Class CudaMemoryOrderingProvider

Namespace: DotCompute.Backends.CUDA.Memory

Assembly: DotCompute.Backends.CUDA.dll

CUDA-specific implementation of memory ordering primitives.

public sealed class CudaMemoryOrderingProvider : IMemoryOrderingProvider, IDisposable

Inheritance: object

CudaMemoryOrderingProvider

Implements: IMemoryOrderingProvider

IDisposable

Inherited Members: object.Equals(object)

object.Equals(object, object)

object.GetHashCode()

object.GetType()

object.ReferenceEquals(object, object)

object.ToString()

Extension Methods: BufferExtensions.IsSafeToDispose(IDisposable)
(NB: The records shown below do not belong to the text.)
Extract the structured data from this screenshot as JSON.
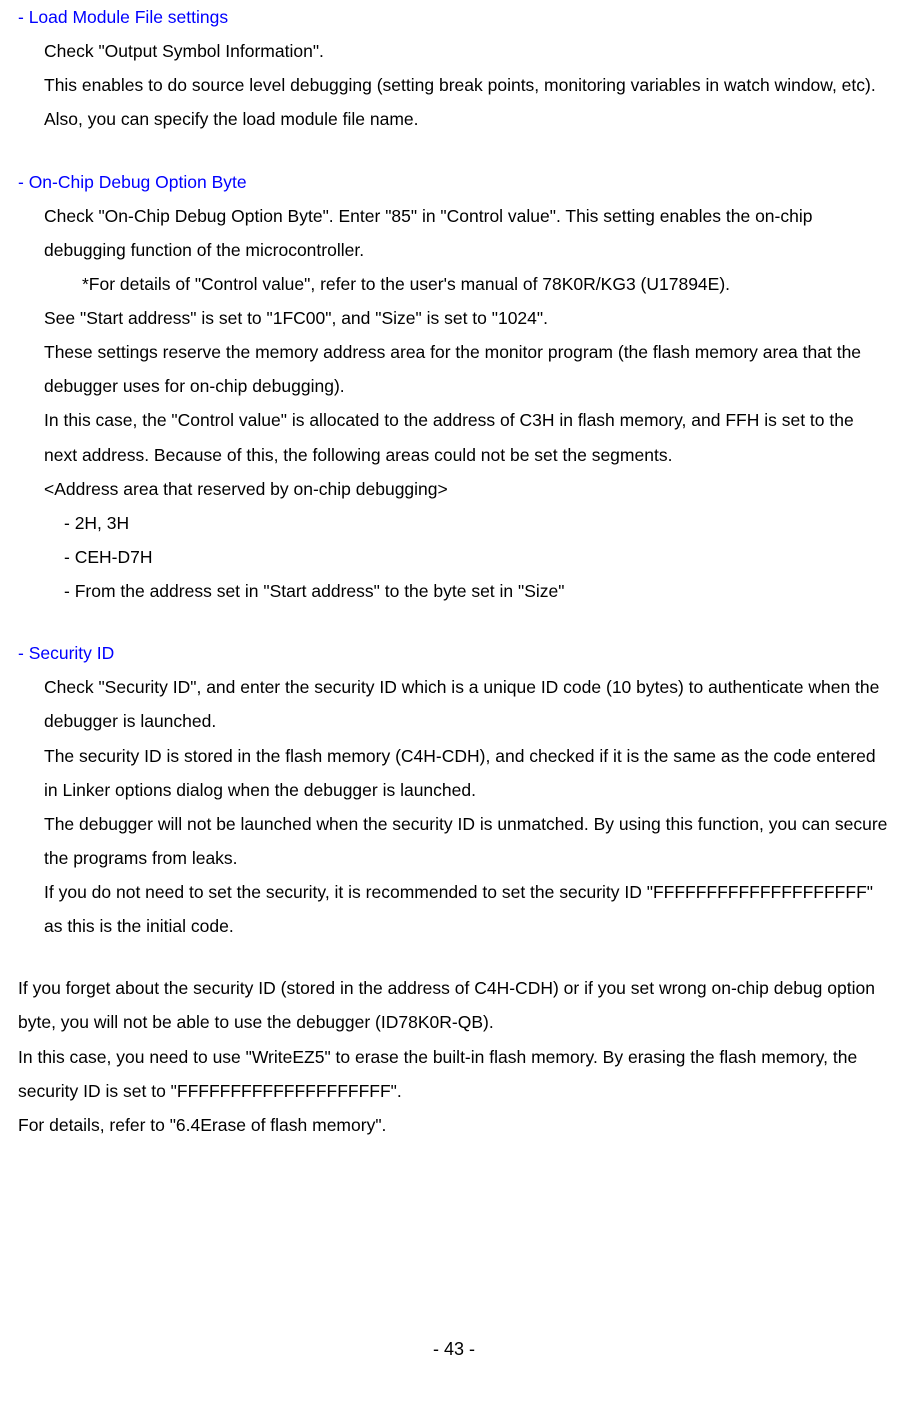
{
  "sections": {
    "loadModule": {
      "heading": "- Load Module File settings",
      "p1": "Check \"Output Symbol Information\".",
      "p2": "This enables to do source level debugging (setting break points, monitoring variables in watch window, etc).",
      "p3": "Also, you can specify the load module file name."
    },
    "onChip": {
      "heading": "- On-Chip Debug Option Byte",
      "p1": "Check \"On-Chip Debug Option Byte\". Enter \"85\" in \"Control value\". This setting enables the on-chip debugging function of the microcontroller.",
      "note": "*For details of \"Control value\", refer to the user's manual of 78K0R/KG3 (U17894E).",
      "p2": "See \"Start address\" is set to \"1FC00\", and \"Size\" is set to \"1024\".",
      "p3": "These settings reserve the memory address area for the monitor program (the flash memory area that the debugger uses for on-chip debugging).",
      "p4": "In this case, the \"Control value\" is allocated to the address of C3H in flash memory, and FFH is set to the next address. Because of this, the following areas could not be set the segments.",
      "p5": "<Address area that reserved by on-chip debugging>",
      "list1": "- 2H, 3H",
      "list2": "- CEH-D7H",
      "list3": "- From the address set in \"Start address\" to the byte set in \"Size\""
    },
    "security": {
      "heading": "- Security ID",
      "p1": "Check \"Security ID\", and enter the security ID which is a unique ID code (10 bytes) to authenticate when the debugger is launched.",
      "p2": "The security ID is stored in the flash memory (C4H-CDH), and checked if it is the same as the code entered in Linker options dialog when the debugger is launched.",
      "p3": "The debugger will not be launched when the security ID is unmatched. By using this function, you can secure the programs from leaks.",
      "p4": "If you do not need to set the security, it is recommended to set the security ID \"FFFFFFFFFFFFFFFFFFFF\" as this is the initial code."
    },
    "footer": {
      "p1": "If you forget about the security ID (stored in the address of C4H-CDH) or if you set wrong on-chip debug option byte, you will not be able to use the debugger (ID78K0R-QB).",
      "p2": "In this case, you need to use \"WriteEZ5\" to erase the built-in flash memory. By erasing the flash memory, the security ID is set to \"FFFFFFFFFFFFFFFFFFFF\".",
      "p3": "For details, refer to \"6.4Erase of flash memory\"."
    }
  },
  "pageNumber": "- 43 -"
}
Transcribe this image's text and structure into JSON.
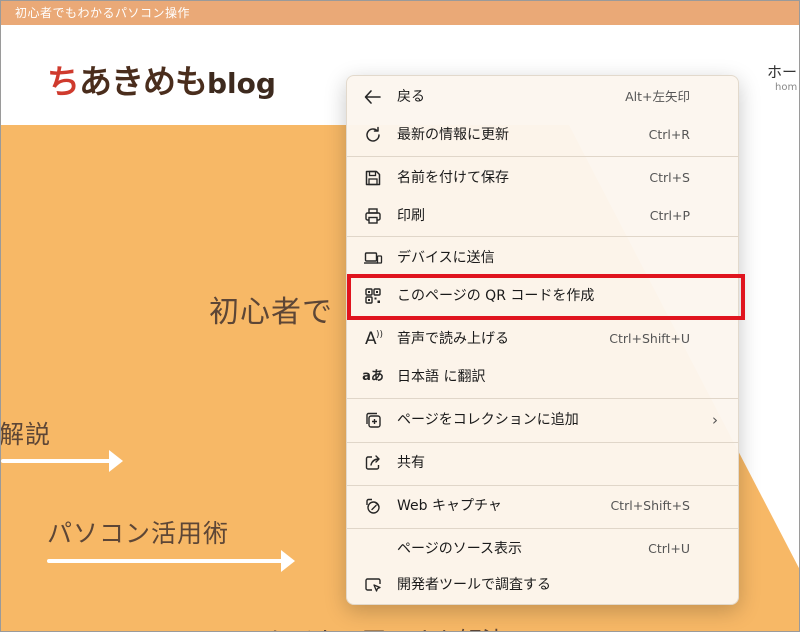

BufferExtensions.SafeDispose(IDisposable)

Remarks

This provider implements causal memory ordering using CUDA's __threadfence_* intrinsics:

__threadfence_block(): Thread-block scope (~10ns)
__threadfence(): Device scope (~100ns)
__threadfence_system(): System scope (~200ns)

Compute Capability Requirements:

CC 2.0+: Thread-block and device fences
CC 2.0+ with UVA: System fences (requires unified virtual addressing)
CC 7.0+ (Volta): Hardware acquire-release support

Performance Characteristics:

Relaxed model: 1.0× (baseline, no overhead)
Release-Acquire model: 0.85× (15% overhead)
Sequential model: 0.60× (40% overhead)

Thread Safety: Configuration methods (SetConsistencyModel, EnableCausalOrdering) are not thread-safe and should be called during initialization only. Fence insertion is safe to call concurrently from multiple threads.

Constructors

CudaMemoryOrderingProvider(ILogger?)

Initializes a new CUDA memory ordering provider.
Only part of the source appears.